The recently appointed apostolic administrator of an Indian Syro-Malabar archdiocese is facing a priests’ boycott, in the latest twist of a decades-long liturgical dispute in an Eastern Catholic Church.
Archbishop Andrews Thazhath was declared “unfit” for the position by around 250 clergy of the Archeparchy of Ernakulam-Angamaly at a meeting on Oct. 18.
Pope Francis named Archbishop Thazhath as the archeparchy’s apostolic administrator on July 30, after accepting the resignation of Archbishop Antony Kariyil as archiepiscopal vicar of Ernakulam-Angamaly.
The Vatican pressed Archbishop Kariyil to step down after he dispensed clergy from adopting a new uniform mode of celebrating the Eucharistic liturgy of the Syro-Malabar Church, the second-largest of the 23 self-governing Eastern Catholic Churches.
According to local media, priests are demanding a permanent dispensation from the liturgical change, the restitution of financial losses caused by controversial land deals, and permission for Archbishop Kariyil to live in the archdiocese, located in southern India.
The clergy said that parishes would not make payments to the archdiocese or invite the apostolic administrator to events until their demands were met.
The priests also criticized the presence of law enforcement officers at Bishop’s House in Ernakulam, accusing Archbishop Thazhath of turning the archdiocese, which serves around half a million Catholics, into a “police raj.”
Syro-Malabar Catholics follow the ancient East Syriac Rite. Their Eucharistic liturgy is known as the Holy Qurbana (“offering” or “gift”). From the Church’s earliest days, Syro-Malabar priests celebrated the Eucharistic liturgy facing east (ad orientem), and with the congregation behind them.
But after Vatican II, the movement to celebrate the liturgy facing the people (versus populum) reached India, and in some places Syro-Malabar priests adopted the practice.
The uniform mode was introduced in 1999 as a compromise between those who favored the liturgy celebrated ad orientem and those who preferred it versus populum. Under the “50:50 formula,” priests face the congregation during the Liturgy of the Word but turn east for the Liturgy of the Eucharist.

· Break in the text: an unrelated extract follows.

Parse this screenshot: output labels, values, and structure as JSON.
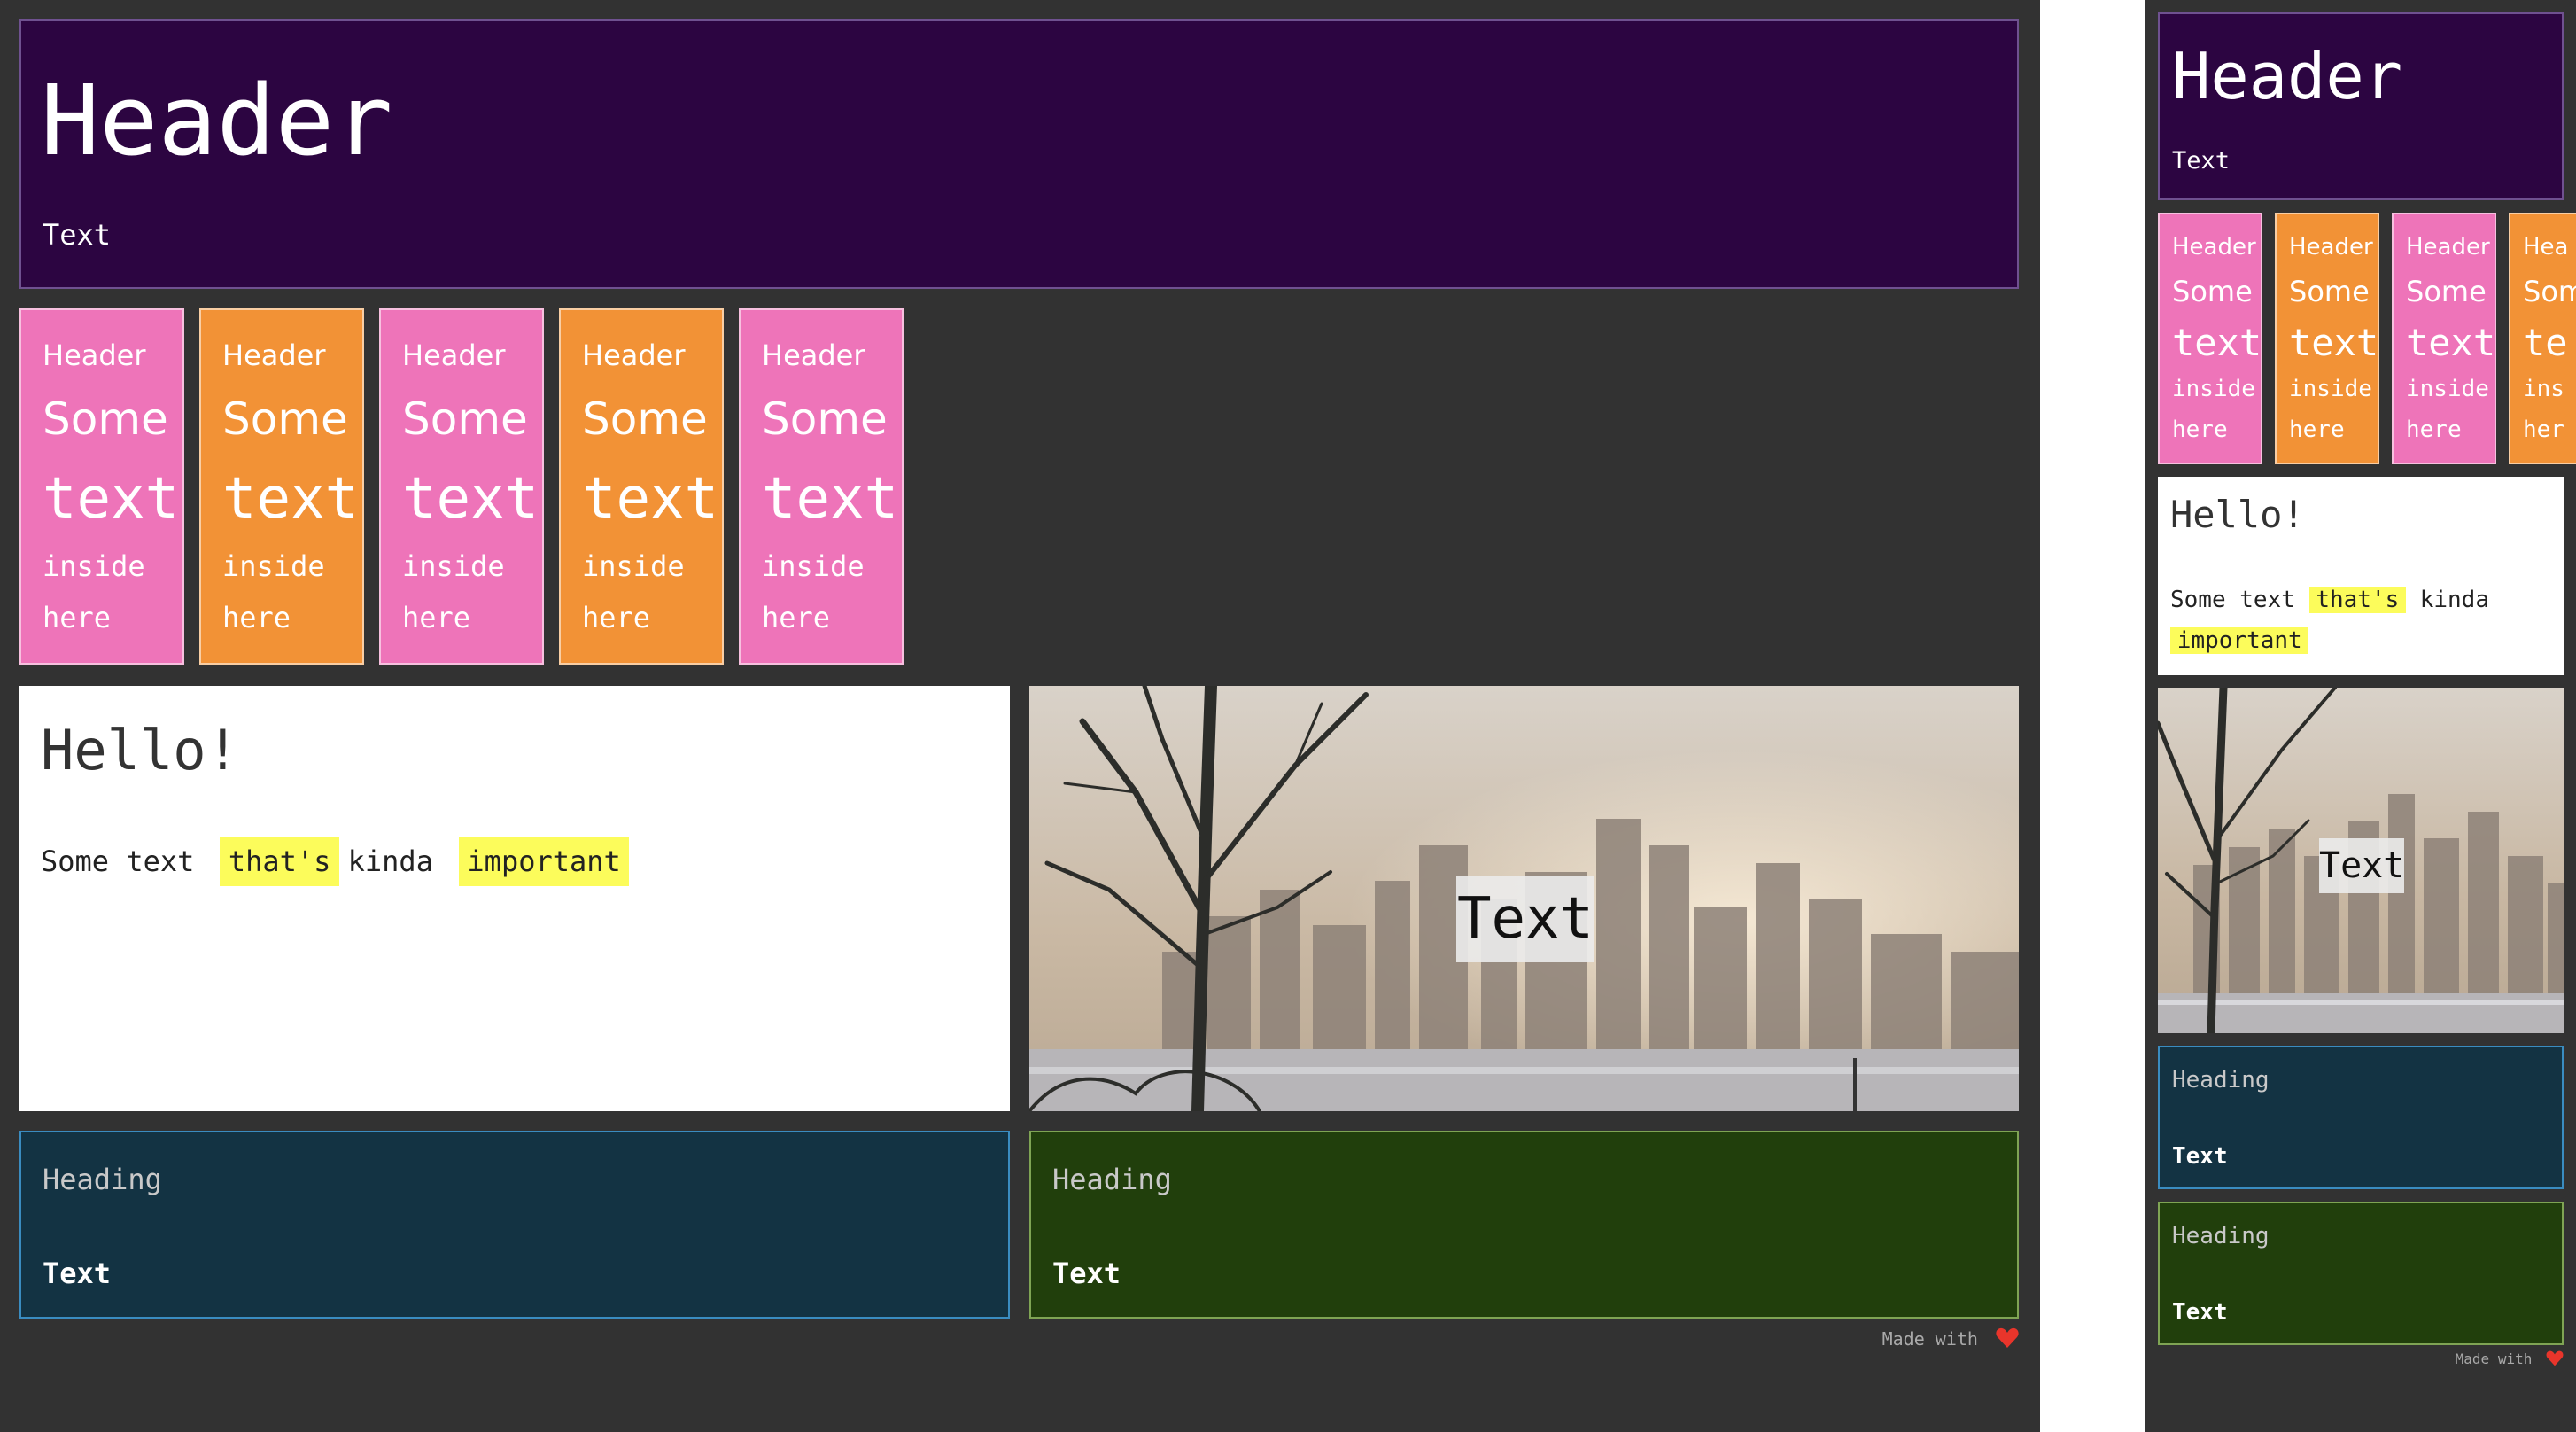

Pope Francis has endorsed the formula and all other Syro-Malabar dioceses have adopted it, but the majority of clergy in Ernakulam-Angamaly archdiocese want to continue facing the people throughout the Eucharistic liturgy, a practice they have followed for the past 50 years.
Ernakulam-Angamaly archdiocese occupies a unique position in the Syro-Malabar world. When the Syro-Malabar Church was granted major archiepiscopal status in 1992, the archdiocese was recognized as the see of its major archbishop.
The archdiocese has been at the center of a complex, long-running controversy known as the “land deal scam,” relating to real estate transactions that lost the archdiocese a reputed $10 million and led to legal proceedings. The scandal sparked what became known as the “Ernakulam priests’ revolt,” in which clergy demanded the removal of the major archbishop, Cardinal George Alencherry.
The cardinal has always maintained his innocence and the Kerala state government said in July that it agreed with that assessment.
In June 2018, the Vatican appointed a temporary apostolic administrator who oversaw the archdiocese for a year. In August 2019, Pope Francis confirmed the appointment of Archbishop Kariyil as the archiepiscopal vicar, responsible for day-to-day administration until he was asked to resign earlier this year.
Protests against the uniform liturgy in the archdiocese have included hunger strikes and the burning of cardinals’ effigies, and have descended into street brawls.
The appointment of a new apostolic administrator in July has heightened tensions.
Archbishop Thazhath left a meeting of the presbyteral council in Ernakulam on Sept. 29 with a police escort.
On Sept. 30, he issued a circular letter asking parishes in Ernakulam-Angamaly archdiocese to implement a decision taken in 2021 by the Synod of Bishops of the Syro-Malabar Church to adopt the uniform liturgy throughout the Church.
On Oct. 1, lay people publicly burned his letter.
Archbishop Thazhath greeted Pope Francis after his general audience at the Vatican on Oct. 12. He released a video reflecting on his Vatican visit, in which he said the pope had told him that Ernakulam-Angamaly archdiocese should obey the synod’s decision.
UCA News reported that members of the laity launched a vigil on Oct. 16 aimed at preventing the archbishop from entering Bishop’s House. Archbishop Thazhath is the Archbishop of Trichur and resides outside Ernakulam-Angamaly archdiocese.
The news agency also reported that Archbishop Thazhat entered Bishops’ House with police assistance on the evening of Oct. 17. Local clergy rushed to the site and said they would not leave until the officers were asked to leave. The police ultimately withdrew.
UCA News said that 377 priests out of 460 in the archdiocese had signed a resolution cutting ties with the apostolic administrator. It added that all but 10 of the remaining clergy had signaled their support but were unable to sign the document in person.